Opinión | Parece una tontería
La he jodido
Cuando Francisco José Garzón salió del Alvia, tras el accidente, y dijo “La he jodido”, todos sabemos de qué hablaba: del peso del mundo aplastándolo lentamente, sin solución. No podemos hacernos una idea, sin embargo, de la naturaleza de ese peso. Acaso imaginamos vagamente desde dónde pronunciaba el maquinista esas palabras: desde el fondo más fondo, desde la oscuridad total, donde el miedo, la culpa, el arrepentimiento rebasan sus bordes; quizá desde el punto en que el ser humano está vivo, pero preferiría no estarlo. “La he jodido” es una frase llana y a la vez demoledora; con muy poco, lo logra todo. Sobrecoge oírla, leerla, escribirla, pensarla. Rara vez la dices por decir, para la galería, para entretener el silencio. Entre todo lo terrible que puedes decirte a ti mismo para reprocharte un enorme error, “La he jodido” te viene a la mente enseguida.
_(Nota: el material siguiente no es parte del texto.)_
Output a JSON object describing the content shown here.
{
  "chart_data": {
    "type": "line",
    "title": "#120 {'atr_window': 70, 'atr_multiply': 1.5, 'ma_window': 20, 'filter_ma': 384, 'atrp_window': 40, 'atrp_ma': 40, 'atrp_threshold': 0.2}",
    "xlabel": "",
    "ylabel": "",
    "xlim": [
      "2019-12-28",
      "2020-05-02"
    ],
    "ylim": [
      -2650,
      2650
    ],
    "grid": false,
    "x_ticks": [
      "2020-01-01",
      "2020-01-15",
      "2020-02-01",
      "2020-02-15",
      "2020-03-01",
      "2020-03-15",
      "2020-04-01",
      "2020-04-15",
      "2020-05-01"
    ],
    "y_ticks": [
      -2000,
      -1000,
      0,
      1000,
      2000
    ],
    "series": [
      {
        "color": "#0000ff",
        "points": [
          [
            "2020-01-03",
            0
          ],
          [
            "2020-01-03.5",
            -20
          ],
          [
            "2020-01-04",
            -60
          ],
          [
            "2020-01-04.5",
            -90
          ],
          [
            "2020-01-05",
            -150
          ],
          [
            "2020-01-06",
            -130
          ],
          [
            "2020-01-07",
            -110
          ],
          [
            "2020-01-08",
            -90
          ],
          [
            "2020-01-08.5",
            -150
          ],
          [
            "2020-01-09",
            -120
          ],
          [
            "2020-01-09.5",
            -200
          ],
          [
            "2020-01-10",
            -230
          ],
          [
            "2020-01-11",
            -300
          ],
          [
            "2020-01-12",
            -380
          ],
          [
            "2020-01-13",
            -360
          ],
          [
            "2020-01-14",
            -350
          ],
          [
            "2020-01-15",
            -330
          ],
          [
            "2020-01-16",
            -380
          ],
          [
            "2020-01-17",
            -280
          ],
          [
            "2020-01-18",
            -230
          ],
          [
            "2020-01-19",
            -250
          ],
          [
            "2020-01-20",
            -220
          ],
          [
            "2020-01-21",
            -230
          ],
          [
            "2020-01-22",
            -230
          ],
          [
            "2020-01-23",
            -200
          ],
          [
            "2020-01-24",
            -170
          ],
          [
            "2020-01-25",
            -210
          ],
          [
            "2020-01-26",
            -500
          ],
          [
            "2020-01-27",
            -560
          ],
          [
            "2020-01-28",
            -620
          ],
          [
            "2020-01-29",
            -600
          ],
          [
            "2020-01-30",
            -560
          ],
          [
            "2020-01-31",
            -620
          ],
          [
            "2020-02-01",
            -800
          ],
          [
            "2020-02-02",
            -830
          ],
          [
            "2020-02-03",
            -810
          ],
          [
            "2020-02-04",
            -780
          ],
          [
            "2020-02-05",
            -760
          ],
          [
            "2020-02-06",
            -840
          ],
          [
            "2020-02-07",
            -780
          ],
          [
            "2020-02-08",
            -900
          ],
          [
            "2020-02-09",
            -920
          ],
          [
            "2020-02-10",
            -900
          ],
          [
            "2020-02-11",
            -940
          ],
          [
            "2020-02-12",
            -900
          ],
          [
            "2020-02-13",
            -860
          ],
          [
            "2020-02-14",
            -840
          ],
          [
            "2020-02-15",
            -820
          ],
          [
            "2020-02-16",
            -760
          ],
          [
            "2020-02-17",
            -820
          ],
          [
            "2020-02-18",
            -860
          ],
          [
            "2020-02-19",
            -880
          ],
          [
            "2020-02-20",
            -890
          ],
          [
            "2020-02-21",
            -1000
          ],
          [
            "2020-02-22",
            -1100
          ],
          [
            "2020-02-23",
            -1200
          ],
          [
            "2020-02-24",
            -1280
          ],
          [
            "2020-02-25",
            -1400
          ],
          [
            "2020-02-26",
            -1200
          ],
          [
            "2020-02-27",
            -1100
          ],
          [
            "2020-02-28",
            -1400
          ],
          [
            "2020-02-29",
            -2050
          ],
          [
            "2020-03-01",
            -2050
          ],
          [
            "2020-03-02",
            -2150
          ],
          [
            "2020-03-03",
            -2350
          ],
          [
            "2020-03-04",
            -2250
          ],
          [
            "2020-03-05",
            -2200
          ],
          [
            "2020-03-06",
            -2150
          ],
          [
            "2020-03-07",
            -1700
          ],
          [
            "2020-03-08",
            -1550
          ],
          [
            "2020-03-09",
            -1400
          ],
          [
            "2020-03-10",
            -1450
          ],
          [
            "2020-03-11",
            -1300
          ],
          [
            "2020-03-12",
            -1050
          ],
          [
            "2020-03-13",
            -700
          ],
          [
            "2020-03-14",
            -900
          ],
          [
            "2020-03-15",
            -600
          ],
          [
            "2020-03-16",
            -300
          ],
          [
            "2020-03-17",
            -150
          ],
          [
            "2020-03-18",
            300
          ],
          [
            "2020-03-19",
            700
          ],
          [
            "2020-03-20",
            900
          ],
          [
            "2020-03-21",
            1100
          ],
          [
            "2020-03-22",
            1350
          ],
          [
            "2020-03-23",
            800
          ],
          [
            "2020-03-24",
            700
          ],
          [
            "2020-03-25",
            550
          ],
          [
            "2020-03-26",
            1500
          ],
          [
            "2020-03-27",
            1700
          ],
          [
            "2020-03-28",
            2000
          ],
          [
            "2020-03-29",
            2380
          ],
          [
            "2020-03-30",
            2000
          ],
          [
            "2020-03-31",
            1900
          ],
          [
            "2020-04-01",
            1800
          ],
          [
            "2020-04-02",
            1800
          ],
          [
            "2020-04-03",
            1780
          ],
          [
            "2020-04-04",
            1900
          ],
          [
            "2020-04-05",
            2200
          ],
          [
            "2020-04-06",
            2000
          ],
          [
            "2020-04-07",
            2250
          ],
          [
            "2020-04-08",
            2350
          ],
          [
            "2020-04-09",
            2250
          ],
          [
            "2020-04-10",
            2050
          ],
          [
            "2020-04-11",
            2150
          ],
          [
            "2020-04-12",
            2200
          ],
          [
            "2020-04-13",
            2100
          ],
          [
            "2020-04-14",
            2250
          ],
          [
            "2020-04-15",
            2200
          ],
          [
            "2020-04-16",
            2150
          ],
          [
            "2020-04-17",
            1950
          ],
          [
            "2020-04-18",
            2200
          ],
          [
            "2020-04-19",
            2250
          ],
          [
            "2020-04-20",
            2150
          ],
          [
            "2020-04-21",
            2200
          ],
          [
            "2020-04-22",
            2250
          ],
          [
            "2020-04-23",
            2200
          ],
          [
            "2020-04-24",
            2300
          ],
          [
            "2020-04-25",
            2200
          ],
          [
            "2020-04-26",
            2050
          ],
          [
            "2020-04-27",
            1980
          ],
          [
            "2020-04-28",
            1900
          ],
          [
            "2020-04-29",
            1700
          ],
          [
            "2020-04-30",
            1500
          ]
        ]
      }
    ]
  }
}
Se pronuncia en voz baja, o solo se piensa, si bien en tu cabeza retumba. Aquel 24 de julio de 2013, víspera de festivo, Garzón la dejó escapar ante los dos policías que lo sacaron del tren siniestrado. “La he jodido, venía a 190 km por hora. ¿Hay algún herido?, ¿hay algún herido?”, preguntó. No podía aún saber, pero sabría pronto, que había 80 muertos y 145 heridos. El dolor en que la tragedia sumió a víctimas, familiares, amigos, es imposible de medir. Remite a algo monstruoso, inmanejable. Entendemos bien que Garzón confesase, al poco, que habría preferido encontrarse entre los fallecidos a ser un superviviente. No se puede lidiar con una culpa tan espantosa ni en una larga vida por delante. Cómo no sentir empatía hacia él, y asombro porque el destino de cientos de pasajeros dependa de que una sola persona, abandonada a su suerte por sus superiores, resulte infalible en el ejercicio de su trabajo.
"Cuando pronuncias 'La he jodido' estalla una cadena de deseos conocida: querrías volver atrás, querrías empezar de nuevo..."
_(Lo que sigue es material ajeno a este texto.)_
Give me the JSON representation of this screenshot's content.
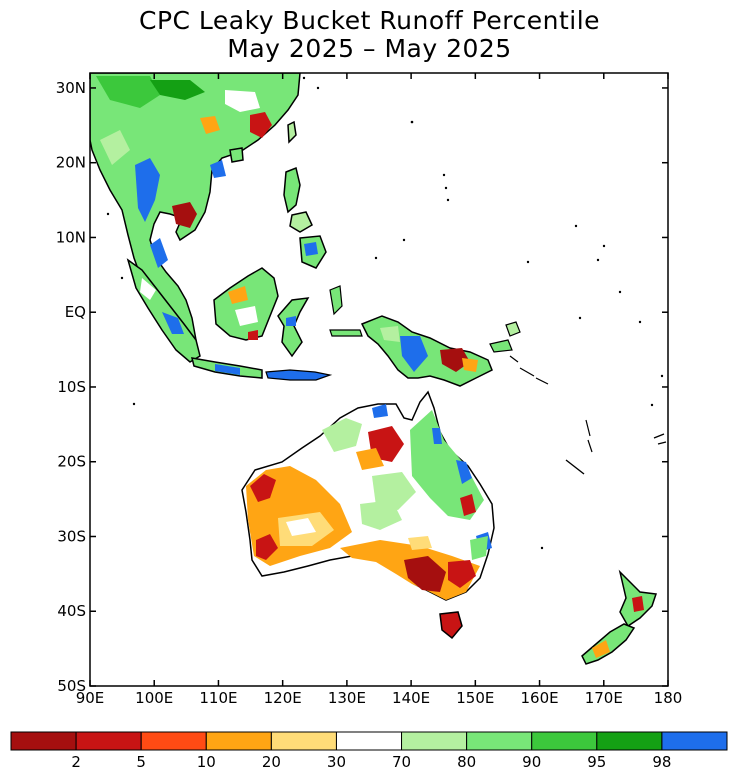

Seguramente no se puede vivir sin errores. Estamos indefectiblemente vinculados a ellos. Se gestionan y se superan cientos de ellos a lo largo de una existencia común; pero unos pocos, no. Cargados de fatalidad, lo arrasan todo a su alrededor. Cuando se producen, se vuelven para siempre una historia sin final, o sin paz, que te devuelve continuamente al momento en que se produjeron: ondean toda la vida. Cuando los distingues, te vuelves consciente de las muchas veces que incurriste en errores de fealdad, en realidad, solo aparente. El efecto de la comparación con los errores verdaderamente horribles, que acaban con vidas o las cambian a peor para siempre, hacen los tuyos pequeñísimos, al punto que al poco encuentran reparo, consuelo.
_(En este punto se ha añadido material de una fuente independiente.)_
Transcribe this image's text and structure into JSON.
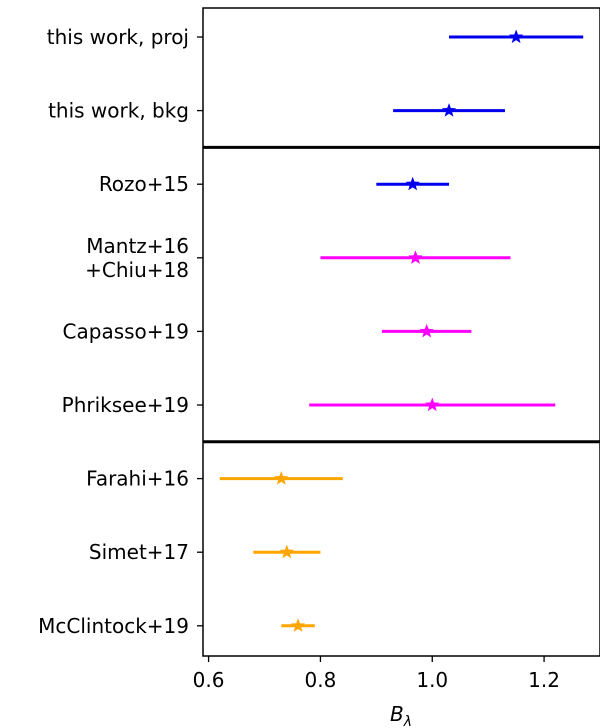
{
  "chart_data": {
    "type": "errorbar",
    "xlabel": "B",
    "xlabel_subscript": "λ",
    "xlim": [
      0.59,
      1.3
    ],
    "xticks": [
      "0.6",
      "0.8",
      "1.0",
      "1.2"
    ],
    "xtick_values": [
      0.6,
      0.8,
      1.0,
      1.2
    ],
    "group_separators_after": [
      1,
      5
    ],
    "rows": [
      {
        "label": [
          "this work, proj"
        ],
        "value": 1.15,
        "low": 1.03,
        "high": 1.27,
        "color": "#0000ee"
      },
      {
        "label": [
          "this work, bkg"
        ],
        "value": 1.03,
        "low": 0.93,
        "high": 1.13,
        "color": "#0000ee"
      },
      {
        "label": [
          "Rozo+15"
        ],
        "value": 0.965,
        "low": 0.9,
        "high": 1.03,
        "color": "#0000ee"
      },
      {
        "label": [
          "Mantz+16",
          "+Chiu+18"
        ],
        "value": 0.97,
        "low": 0.8,
        "high": 1.14,
        "color": "#ff00ff"
      },
      {
        "label": [
          "Capasso+19"
        ],
        "value": 0.99,
        "low": 0.91,
        "high": 1.07,
        "color": "#ff00ff"
      },
      {
        "label": [
          "Phriksee+19"
        ],
        "value": 1.0,
        "low": 0.78,
        "high": 1.22,
        "color": "#ff00ff"
      },
      {
        "label": [
          "Farahi+16"
        ],
        "value": 0.73,
        "low": 0.62,
        "high": 0.84,
        "color": "#ffa500"
      },
      {
        "label": [
          "Simet+17"
        ],
        "value": 0.74,
        "low": 0.68,
        "high": 0.8,
        "color": "#ffa500"
      },
      {
        "label": [
          "McClintock+19"
        ],
        "value": 0.76,
        "low": 0.73,
        "high": 0.79,
        "color": "#ffa500"
      }
    ]
  }
}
Cuando pronuncias “La he jodido” estalla una cadena de deseos conocida: querrías volver atrás, querrías empezar de nuevo, querrías estar más atento, querrías tomar otras decisiones, querrías mantenerte alejado del dolor. En circunstancias normales, el tiempo los subsana, la memoria los olvida. Pero en circunstancias extraordinarias, no existe desagravio posible. El error va siempre a tu par, apoyando todo su peso en ti. Estás acabado. Lo sabes, y es terrible.